Ogni volta che mi capita di visitare la comunità di San Giuliano di Puglia, in provincia di Campobasso, il ricordo torna ai tragici momenti del terremoto del 31 ottobre 2002, quando sotto le macerie della scuola elementare Francesco Jovine, morirono 27 alunni e una maestra. Gli avvenimenti di San Giuliano hanno segnato un momento di svolta sul tema della sicurezza scuole in Italia e a distanza di 14 anni dal sisma, proprio a San Giuliano è nato il M3TE, il Museo Multimediale Memoria del Terremoto, che servirà a ricordare quanto accaduto a San Giuliano, ma anche all’Aquila, ad accrescere il dibattito sulla prevenzione e a pianificare nuove azioni in questo settore. Ma dobbiamo innanzitutto avere rispetto per le vittime. Il ricordo del dramma come il ricordo del sacrificio devono diventare strumenti educativi. Penso a San Giuliano provenendo in questi giorni da un altro grande esercizio di memoria riguardante le scuole, che ha avuto luogo a Palermo per la strage di Capaci. Bisogna mantenere vivo il ricordo del sacrificio e occorre anche tirar fuori da queste tragedie una funzione educativa che serva come forma di prevenzione. La scuola deve essere il luogo principale dove educare le nuove generazioni alla cultura della prevenzione.

La sicurezza è un tema importante che tocca fortemente il mondo della scuola e che con il terremoto di San Giuliano ha purtroppo toccato tragicamente e anche simbolicamente quello che dovrebbe essere il luogo più sicuro per i nostri ragazzi, che vivono gran parte della loro giornata a scuola e hanno diritto ad edifici sicuri, ma anche belli, funzionali e innovativi. Molto si dovrà ancora fare, ma tanto è stato anche fatto. In particolare negli ultimi due anni, con il Piano nazionale dell’edilizia scolastica, sono state investite come mai prima risorse importanti, aperti centinaia di cantieri in tutta Italia, istituita anche l’Anagrafe nazionale dell’edilizia scolastica.

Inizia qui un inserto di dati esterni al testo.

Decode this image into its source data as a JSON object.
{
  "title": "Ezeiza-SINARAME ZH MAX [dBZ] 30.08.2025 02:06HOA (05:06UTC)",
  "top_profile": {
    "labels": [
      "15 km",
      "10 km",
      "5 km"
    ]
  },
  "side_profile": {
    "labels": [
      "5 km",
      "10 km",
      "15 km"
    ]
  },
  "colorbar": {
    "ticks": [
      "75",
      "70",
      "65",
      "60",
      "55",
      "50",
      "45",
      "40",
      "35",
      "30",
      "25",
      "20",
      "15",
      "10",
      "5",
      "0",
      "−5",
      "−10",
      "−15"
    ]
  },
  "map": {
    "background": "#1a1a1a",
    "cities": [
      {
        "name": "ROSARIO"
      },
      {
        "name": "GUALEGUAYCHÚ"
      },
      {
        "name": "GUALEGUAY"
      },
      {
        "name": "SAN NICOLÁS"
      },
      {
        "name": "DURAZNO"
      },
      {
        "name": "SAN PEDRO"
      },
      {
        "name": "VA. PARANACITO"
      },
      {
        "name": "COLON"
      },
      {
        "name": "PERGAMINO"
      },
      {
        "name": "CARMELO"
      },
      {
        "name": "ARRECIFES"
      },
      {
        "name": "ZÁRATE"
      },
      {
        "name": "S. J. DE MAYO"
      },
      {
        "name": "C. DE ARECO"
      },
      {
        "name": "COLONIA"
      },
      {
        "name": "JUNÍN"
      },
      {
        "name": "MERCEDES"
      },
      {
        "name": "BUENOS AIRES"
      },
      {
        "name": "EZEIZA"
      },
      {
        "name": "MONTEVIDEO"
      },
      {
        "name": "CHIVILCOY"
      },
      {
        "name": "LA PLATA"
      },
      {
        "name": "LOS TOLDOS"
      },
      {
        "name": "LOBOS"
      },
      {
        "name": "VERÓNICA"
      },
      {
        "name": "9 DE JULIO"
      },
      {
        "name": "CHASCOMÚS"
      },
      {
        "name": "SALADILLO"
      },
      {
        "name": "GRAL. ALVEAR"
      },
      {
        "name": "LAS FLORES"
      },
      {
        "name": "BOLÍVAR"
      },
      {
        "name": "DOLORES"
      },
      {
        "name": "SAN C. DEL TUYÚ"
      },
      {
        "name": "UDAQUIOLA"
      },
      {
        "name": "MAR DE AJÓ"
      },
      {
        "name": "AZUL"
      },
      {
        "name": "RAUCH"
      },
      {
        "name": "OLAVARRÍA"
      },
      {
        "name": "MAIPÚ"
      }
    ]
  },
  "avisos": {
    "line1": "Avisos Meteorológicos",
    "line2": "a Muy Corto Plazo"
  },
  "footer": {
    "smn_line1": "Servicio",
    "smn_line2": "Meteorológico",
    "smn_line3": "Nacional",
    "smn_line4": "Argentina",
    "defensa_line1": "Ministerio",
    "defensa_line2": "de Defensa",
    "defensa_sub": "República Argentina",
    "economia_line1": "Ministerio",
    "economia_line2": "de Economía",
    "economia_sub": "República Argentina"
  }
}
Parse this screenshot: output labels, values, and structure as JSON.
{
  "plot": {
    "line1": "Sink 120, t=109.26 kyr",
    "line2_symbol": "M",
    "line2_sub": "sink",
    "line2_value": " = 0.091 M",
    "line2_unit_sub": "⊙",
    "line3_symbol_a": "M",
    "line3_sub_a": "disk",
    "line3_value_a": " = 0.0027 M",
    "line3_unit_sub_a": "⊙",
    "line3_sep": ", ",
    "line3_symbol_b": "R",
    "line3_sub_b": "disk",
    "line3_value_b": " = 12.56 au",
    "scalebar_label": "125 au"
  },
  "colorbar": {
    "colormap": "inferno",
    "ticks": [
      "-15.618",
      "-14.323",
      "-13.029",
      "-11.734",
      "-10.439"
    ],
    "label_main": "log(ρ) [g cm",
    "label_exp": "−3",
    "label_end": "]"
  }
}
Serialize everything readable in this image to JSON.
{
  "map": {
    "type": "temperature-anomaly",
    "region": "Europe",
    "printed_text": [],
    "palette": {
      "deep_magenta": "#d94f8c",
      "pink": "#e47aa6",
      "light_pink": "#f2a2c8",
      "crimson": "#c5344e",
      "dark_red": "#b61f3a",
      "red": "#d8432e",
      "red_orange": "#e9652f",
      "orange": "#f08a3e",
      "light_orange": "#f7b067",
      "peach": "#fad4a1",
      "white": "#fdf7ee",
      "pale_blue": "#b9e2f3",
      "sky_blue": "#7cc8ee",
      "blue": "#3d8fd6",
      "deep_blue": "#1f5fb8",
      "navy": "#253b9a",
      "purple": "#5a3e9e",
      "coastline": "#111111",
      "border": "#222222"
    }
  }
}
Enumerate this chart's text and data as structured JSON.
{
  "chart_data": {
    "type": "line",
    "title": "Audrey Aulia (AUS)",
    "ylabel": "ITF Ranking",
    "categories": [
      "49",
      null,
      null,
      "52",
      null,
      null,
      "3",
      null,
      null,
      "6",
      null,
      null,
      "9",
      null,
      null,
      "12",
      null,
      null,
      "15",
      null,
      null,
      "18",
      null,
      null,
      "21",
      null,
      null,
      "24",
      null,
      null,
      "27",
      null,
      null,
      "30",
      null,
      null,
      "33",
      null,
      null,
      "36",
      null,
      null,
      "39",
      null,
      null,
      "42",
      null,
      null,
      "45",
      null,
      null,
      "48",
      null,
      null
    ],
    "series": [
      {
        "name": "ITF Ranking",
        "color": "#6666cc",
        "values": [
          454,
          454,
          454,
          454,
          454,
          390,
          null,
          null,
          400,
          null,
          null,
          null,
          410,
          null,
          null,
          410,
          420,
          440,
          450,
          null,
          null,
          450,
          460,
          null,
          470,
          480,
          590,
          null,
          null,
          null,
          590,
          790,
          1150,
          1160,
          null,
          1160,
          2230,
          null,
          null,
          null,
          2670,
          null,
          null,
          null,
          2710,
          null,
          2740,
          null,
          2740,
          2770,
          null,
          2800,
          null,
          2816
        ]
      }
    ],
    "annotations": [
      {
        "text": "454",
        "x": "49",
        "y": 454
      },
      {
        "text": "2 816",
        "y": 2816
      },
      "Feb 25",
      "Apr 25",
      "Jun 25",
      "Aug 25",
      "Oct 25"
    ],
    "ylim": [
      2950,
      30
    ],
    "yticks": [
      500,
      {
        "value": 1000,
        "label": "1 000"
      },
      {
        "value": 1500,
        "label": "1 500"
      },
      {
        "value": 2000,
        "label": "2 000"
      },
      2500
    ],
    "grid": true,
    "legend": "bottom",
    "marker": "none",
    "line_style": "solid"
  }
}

Con la Buona Scuola sono state avviate indagini diagnostiche sugli istituti, stanziati fondi per sistemare molti edifici esistenti e costruirne di nuovi, sicuri, funzionali e innovativi, riavviato l’Osservatorio nazionale per l’edilizia scolastica. Ma è stata anche istituita la Giornata nazionale della sicurezza delle scuole. Occorre un confronto aperto e un dialogo sempre più costruttivo tra mondo della scuola, istituzioni e tutti gli attori locali che coinvolga anche le nuove generazioni”. “Ricordare, prevenire e intervenire è il motto del Museo Multimediale Memoria del Terremoto. È questo il percorso che anche il mondo della scuola, insieme alle istituzioni, deve portare avanti per fare in modo – conclude – che nessuna tragedia possa più colpire i nostri ragazzi e dunque mettere in discussione il nostro stesso futuro.